Sample: fakeData.json

{"id": "MELU1V867SRTPBVHWKKFIGHEDGJV54DP", "sessionId": "AE5DBUIM0UEDETE78KGAFP2D"}
{"id": "YWHA80Q1J29CXFQX1A2BYSUO3OCOQMJR", "sessionId": "EGF4RH1T3ZG1ZI2V92ZDGTIW"}
{"id": "GVQYOZAL8VCSM5C6UV9QJNLZ9WPC3299", "sessionId": "D458X82TJIFEMO5KUDO2Y8DR"}
{"id": "4NK6QE0E2D4RJBQ61J0D2M5VD5OAAEOC", "sessionId": "6RFR40SIIRLWA1N9FCV2CFH5"}

Any pointers?

Hi @sanketshinde,

I just tried your data generator locally and it works fine. So the issue must be somewhere else. I can see that the string starts with "BZh" which is the file signature for bz2. Did something go wrong when you compressed the file?

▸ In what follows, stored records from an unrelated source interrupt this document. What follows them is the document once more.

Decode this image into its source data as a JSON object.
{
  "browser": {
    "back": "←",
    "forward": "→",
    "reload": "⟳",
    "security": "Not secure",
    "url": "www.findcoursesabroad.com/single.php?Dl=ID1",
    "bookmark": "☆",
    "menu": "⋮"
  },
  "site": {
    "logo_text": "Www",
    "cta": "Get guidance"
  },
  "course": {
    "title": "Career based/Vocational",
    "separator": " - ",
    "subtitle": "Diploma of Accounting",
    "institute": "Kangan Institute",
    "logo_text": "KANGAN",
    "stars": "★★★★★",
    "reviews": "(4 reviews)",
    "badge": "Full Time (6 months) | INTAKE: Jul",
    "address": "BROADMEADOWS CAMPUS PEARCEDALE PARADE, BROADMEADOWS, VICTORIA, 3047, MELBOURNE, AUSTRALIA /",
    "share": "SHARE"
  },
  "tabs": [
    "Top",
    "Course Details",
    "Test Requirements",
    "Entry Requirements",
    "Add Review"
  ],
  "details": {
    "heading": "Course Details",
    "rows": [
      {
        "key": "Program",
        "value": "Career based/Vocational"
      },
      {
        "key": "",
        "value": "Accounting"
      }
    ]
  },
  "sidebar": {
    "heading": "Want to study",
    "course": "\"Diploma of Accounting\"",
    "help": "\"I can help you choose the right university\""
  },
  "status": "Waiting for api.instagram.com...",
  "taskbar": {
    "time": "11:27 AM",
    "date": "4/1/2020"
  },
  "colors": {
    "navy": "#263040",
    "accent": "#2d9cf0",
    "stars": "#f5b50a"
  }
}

You should compress the file with:

bzip2 -9 -c fakeData.json > fakeData.json.bz2

In your track you should only reference the file archive as follows:

    {
      "name": "my-index",
      "types": [
        {
          "name": "docs",
          "mapping": "mappings.json",
          "documents": "fakeData.json.bz2",
          "document-count": 10,
          "compressed-bytes": 541,
          "uncompressed-bytes": 840
        }
      ]
    }

Daniel

1 Like

Thanks for the effort.

This was a very convoluted and a bit misleading error. Firstly the error message was displayed right after ESRally attempted to extract the zipped data file, causing me to focus on json encodings from python. Thereafter on further investigation in the log files. The error is documented to occur right after Rally attempts to make the index with a name specified in the track.json file, causing me to think that this was something to do with index nomenclature, which also wasn't the case. Finally I just checked all the files manually and found that it was the mapping file that had some weird things in except what was actually expected. However nowhere in the log file does it explicitly mention that this was in the mapping file.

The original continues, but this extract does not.